Austrian
Neurologist
06 May 1856
23 Sept 1939
Sigmund Freud, born Sigismund Schlomo Freud on May 6, 1856, in Freiberg, Moravia, was an Austrian neurologist who founded psychoanalysis. Freud's family moved to Vienna when he was four, a city he lived in for most of his life until the Nazi annexation of Austria. His university years were marked by a medical degree from the University of Vienna, where he was deeply influenced by figures like Jean-Martin Charcot. Freud's marriage to Martha Bernays in 1886 saw the couple raising six children, amidst Freud's growing clinical practice and theoretical developments.
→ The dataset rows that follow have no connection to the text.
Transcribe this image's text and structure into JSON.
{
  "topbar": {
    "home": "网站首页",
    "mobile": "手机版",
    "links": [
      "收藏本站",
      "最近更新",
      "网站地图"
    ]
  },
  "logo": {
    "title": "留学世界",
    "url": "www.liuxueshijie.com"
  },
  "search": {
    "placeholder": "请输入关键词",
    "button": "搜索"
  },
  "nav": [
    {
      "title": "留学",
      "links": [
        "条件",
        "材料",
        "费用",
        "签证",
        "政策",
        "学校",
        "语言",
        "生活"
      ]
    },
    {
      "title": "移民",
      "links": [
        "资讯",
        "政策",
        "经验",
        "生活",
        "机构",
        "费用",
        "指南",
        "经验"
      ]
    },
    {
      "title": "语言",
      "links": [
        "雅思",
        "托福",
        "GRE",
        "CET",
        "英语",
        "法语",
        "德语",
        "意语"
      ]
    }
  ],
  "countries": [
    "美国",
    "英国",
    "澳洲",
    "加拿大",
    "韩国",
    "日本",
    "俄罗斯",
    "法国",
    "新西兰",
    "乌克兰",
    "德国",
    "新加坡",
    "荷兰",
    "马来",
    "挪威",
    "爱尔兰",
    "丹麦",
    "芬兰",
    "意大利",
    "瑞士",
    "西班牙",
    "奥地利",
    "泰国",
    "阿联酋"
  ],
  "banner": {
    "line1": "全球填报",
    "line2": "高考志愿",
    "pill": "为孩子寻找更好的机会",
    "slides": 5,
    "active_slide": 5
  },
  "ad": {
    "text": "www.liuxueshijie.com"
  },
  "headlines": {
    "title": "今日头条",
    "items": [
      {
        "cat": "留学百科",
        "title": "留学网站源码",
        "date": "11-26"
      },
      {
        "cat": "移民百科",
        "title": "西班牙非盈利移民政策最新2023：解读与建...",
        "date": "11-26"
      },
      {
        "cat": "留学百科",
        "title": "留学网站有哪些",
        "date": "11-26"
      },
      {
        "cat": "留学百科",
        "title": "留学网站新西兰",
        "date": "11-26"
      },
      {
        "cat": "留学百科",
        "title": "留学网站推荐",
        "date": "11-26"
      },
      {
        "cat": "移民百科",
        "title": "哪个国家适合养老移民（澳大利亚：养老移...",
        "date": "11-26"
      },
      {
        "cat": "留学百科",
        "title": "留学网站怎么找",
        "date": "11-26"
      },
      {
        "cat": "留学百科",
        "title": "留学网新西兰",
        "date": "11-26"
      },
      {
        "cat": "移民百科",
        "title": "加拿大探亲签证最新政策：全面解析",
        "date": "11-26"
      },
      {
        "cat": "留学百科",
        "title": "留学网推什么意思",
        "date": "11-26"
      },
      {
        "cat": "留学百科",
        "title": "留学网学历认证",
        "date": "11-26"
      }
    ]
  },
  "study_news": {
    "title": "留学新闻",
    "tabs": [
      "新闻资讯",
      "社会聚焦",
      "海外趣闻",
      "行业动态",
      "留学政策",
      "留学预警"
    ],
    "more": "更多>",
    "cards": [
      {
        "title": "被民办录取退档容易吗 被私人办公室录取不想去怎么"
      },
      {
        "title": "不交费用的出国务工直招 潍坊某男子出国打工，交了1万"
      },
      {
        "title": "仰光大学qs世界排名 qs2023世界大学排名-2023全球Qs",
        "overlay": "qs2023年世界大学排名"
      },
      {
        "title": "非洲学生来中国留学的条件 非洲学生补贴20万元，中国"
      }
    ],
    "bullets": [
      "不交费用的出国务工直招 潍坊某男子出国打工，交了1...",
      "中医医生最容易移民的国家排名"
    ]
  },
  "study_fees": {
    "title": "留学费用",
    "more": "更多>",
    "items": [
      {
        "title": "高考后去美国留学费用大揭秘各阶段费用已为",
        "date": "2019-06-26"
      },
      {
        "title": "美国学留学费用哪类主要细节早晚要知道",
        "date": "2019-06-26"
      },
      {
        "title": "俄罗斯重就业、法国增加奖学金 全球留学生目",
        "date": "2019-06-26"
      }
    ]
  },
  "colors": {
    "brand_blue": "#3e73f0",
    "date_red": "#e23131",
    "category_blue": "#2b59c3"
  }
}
Freud's theories, including the psychoanalytic theory of the psyche, were groundbreaking, proposing the existence of the id, ego, and super-ego, and concepts like the Oedipus complex. His method of free association, along with the analysis of dreams and the theory of infantile sexuality, were radical ideas that sparked much debate. Freud saw neuroses, and even normal behavior, as being influenced by unconscious processes and past experiences, particularly in childhood. His work laid the foundation for modern psychological thought and treatment, despite controversies and criticisms. Freud's forced exile to London in 1938, due to his Jewish heritage, marked the final chapter of his life, where he continued to write until his death on September 23, 1939, after a battle with cancer.